How do you manage the space with others in your home who are also working remotely?
I don’t. We’re currently living in a pretty small space – though also lucky to have a garden – and just have to all cram in together. I perch at the kitchen counter or if I really need quiet I go to the bedroom. My meetings are likely to have my daughter’s Zoom class in the background, a Hey Duggee soundtrack, and a fair amount of screeching, and actually without exception everyone has been really lovely and understanding.
What have you been watching, reading or listening to during this time?
My daughter and I made popcorn to watch Trolls World Tour which was the next best thing to being in the cinema. We’re using Mubi and BFI Player more and I’m catching up on things that have been on my watchlist for far too long. I love documentary film and watched Man On Wire for the first time a few nights ago.
How do you differentiate the weekend from the week?
Only by the absence of Joe Wicks!
What is the first thing you will do when the lockdown is lifted?
I don’t have a specific yearning, and in some ways am surprised at how easily I’ve adapted to a home-based life. A meal out and a movie at our local cinema would be lovely, but to be honest I’ll probably be delighted to sit in a Pret [A Manger] in peace and quiet without the kids in my hair!
What do you feel is the current mood of the industry?

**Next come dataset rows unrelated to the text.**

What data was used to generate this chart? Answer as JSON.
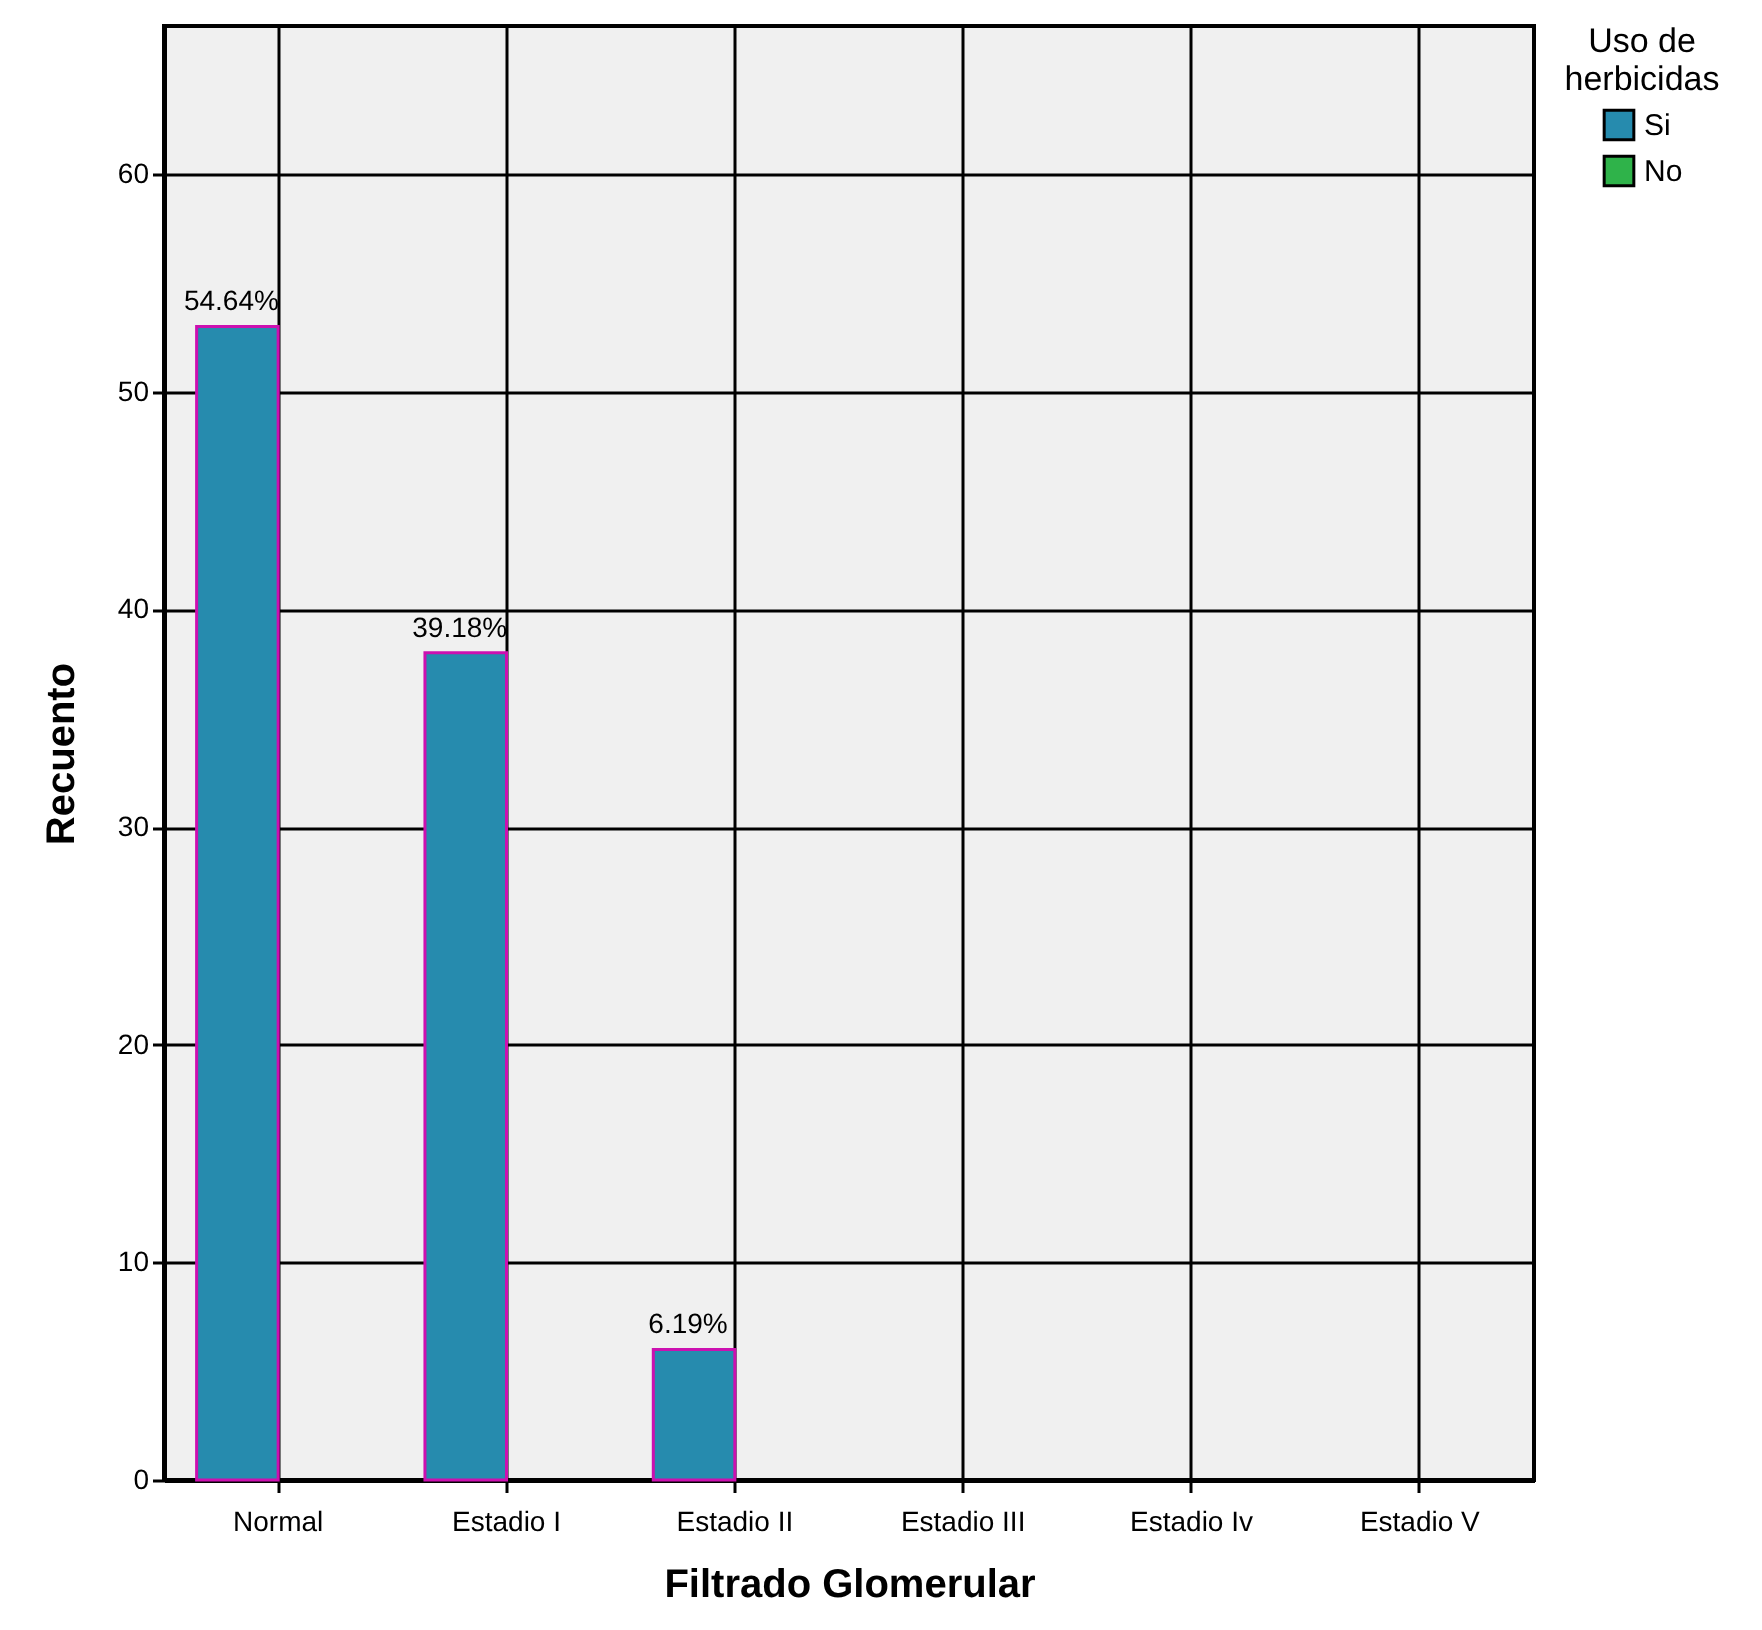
{
  "chart_data": {
    "type": "bar",
    "xlabel": "Filtrado Glomerular",
    "ylabel": "Recuento",
    "legend_title": "Uso de herbicidas",
    "categories": [
      "Normal",
      "Estadio I",
      "Estadio II",
      "Estadio III",
      "Estadio Iv",
      "Estadio V"
    ],
    "series": [
      {
        "name": "Si",
        "color": "#268bae",
        "values": [
          53,
          38,
          6,
          null,
          null,
          null
        ]
      },
      {
        "name": "No",
        "color": "#2fb34a",
        "values": [
          null,
          null,
          null,
          null,
          null,
          null
        ]
      }
    ],
    "annotations": [
      {
        "text": "54.64%",
        "x": "Normal",
        "y": 53
      },
      {
        "text": "39.18%",
        "x": "Estadio I",
        "y": 38
      },
      {
        "text": "6.19%",
        "x": "Estadio II",
        "y": 6
      }
    ],
    "ylim": [
      0,
      66.8
    ],
    "yticks": [
      0,
      10,
      20,
      30,
      40,
      50,
      60
    ],
    "grid": true,
    "legend": "top right"
  }
}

On the whole I feel the industry has really come together to deal with this. Many of those who would normally have been in fierce competition are genuinely co-operating to figure out how we can get through it. But we’re also hearing a lot from the freelance community, on whom this industry relies, who are feeling pretty lost. Freelance life has always been precarious, and Covid has completely exposed that. So there’s also a great deal of hurt, upset and anxiety about the future. At the charity we understand that, and are working hard to support people through this.
What positive change might this bring to the industry?
I am really hopeful that if we are strategic, work together, and listen to one another, that as we rebuild the industry we can make it a kinder, more supportive, more inclusive, and more positive place to work. Our creative and commercial success depends on our people – who have suffered so much through this - and we need to put them at the centre of our plans for recovery.